Eigenschaften/WirkungenATC-Code: L04AB05
Certolizumab pegol ist ein Fab’-Fragment eines rekombinanten, humanisierten Antikörpers. Das Fab’-Fragment wird in Escherichia coli gebildet und dann gereinigt und an Polyethylenglykol (PEG) konjugiert.
Wirkungsmechanismus
Certolizumab pegol besitzt eine hohe Affinität zu humanem TNF-α mit einem KD-Wert von 90 pM. TNF-α ist ein wichtiges proinflammatorisches Zytokin, das bei Entzündungsprozessen eine entscheidende Rolle spielt. Certolizumab pegol besitzt eine selektive neutralisierende Wirkung auf TNF-α (ICvon 4 ng/ml bei der Hemmung des humanen TNF-α in einem in vitro L929 murinen Fibrosarcoma-Zytotoxizitätsassay), neutralisiert aber Lymphotoxin-α (TNF-β) nicht.
Certolizumab pegol besitzt nachweislich eine dosisabhängige neutralisierende Wirkung auf membranassoziiertes und lösliches humanes TNF. Eine Inkubation von Monozyten mit Certolizumab pegol führte zu einer dosisabhängigen Hemmung von LPS-induziertem TNF-α sowie zur Bildung von IL-1β in humanen Monozyten.
Certolizumab pegol besitzt keine Fc-Region («fragment crystallizable»), wie sie in einem vollständigen Antikörper normalerweise vorhanden ist; es bildet deshalb kein Komplement und verursacht keine antikörper-abhängige, zellvermittelte Zytotoxizität. Es führt in-vitro nicht zur Apoptose in humanen, peripheren, aus dem Blut gewonnenen Monozyten oder Lymphozyten oder zu einer Degranulation von Neutrophilen.
Pharmakodynamik
Erhöhte TNF-α-Spiegel werden mit der Pathologie von Morbus Crohn in Verbindung gebracht. In den von Morbus Crohn betroffenen Bereichen der Darmwände wird TNF-α in hohem Masse exprimiert; die fäkale Konzentration von TNF-α bei Morbus-Crohn-Patienten spiegeln nachweislich den klinischen Schweregrad der Erkrankung wider. Nach der Behandlung mit Certolizumab pegol kam es bei Morbus-Crohn-Patienten zu einer Abnahme des Spiegels von C-reaktivem Protein (CRP), dem Akute-Phase-Marker von Entzündungen.
Klinische Wirksamkeit
Die Untersuchung der Wirksamkeit und Sicherheit von Cimzia erfolgte im Rahmen zweier doppelblinder, randomisierter, placebokontrollierter Studien an Patienten im Alter von ≥18 Jahren mit aktivem, mittelschwerem bis schwerem Morbus Crohn, d.h. mit einem Crohn’s Disease Activity Index (CDAI) von 220–450 (jeweils einschliesslich).

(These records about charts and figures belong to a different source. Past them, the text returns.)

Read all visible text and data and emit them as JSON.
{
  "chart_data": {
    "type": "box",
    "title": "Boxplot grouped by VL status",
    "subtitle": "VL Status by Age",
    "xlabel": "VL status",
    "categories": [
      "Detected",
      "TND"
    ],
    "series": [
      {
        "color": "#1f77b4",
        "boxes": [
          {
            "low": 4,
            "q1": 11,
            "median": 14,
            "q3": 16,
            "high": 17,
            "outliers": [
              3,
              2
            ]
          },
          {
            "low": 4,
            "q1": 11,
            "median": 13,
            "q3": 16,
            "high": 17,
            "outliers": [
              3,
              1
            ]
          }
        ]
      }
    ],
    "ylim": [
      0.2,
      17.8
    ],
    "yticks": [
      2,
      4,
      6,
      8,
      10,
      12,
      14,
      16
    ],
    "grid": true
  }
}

Cimzia wurde in beiden Studien bei einer Dosierung von 400 mg subkutan verabreicht. Dabei war eine stabile Begleitmedikation gegen Morbus Crohn erlaubt.
Studie I
Bei der Studie I (PRECiSE 1) handelte es sich um eine randomisierte, placebokontrollierte Studie an 662 Patienten mit aktivem Morbus Crohn. Cimzia bzw. Placebo wurde in den Wochen 0, 2 und 4, danach alle 4 Wochen bis zur Woche 24 verabreicht. Das klinische Ansprechen (Response) definierte sich als eine Abnahme des CDAI-Werts um mindestens 100 Punkte, eine klinische Remission als absoluter CDAI-Wert von 150 oder weniger. Drei Patienten wurden von der Intent-to-treat- (ITT-) Analyse ausgeschlossen; bei zwei für Cimzia randomisierten Patienten erfolgte keine Dosierung; ein für Placebo randomisierter Patient wurde ausgeschlossen.
Die Ergebnisse in Bezug auf das klinische Ansprechen (Response) sind in Tabelle 2 dargestellt. Der Wirkungseintritt von Cimzia erfolgte in Woche 2. In Woche 6 war die Anzahl der Responder im Vergleich zu Placebo klinisch signifikant; d.h. ein klinisches Ansprechen wurde erzielt. Weiterhin war die Anzahl der Responder sowohl in Woche 6 als auch in Woche 26 klinisch signifikant, was ein anhaltendes Ansprechen zeigte.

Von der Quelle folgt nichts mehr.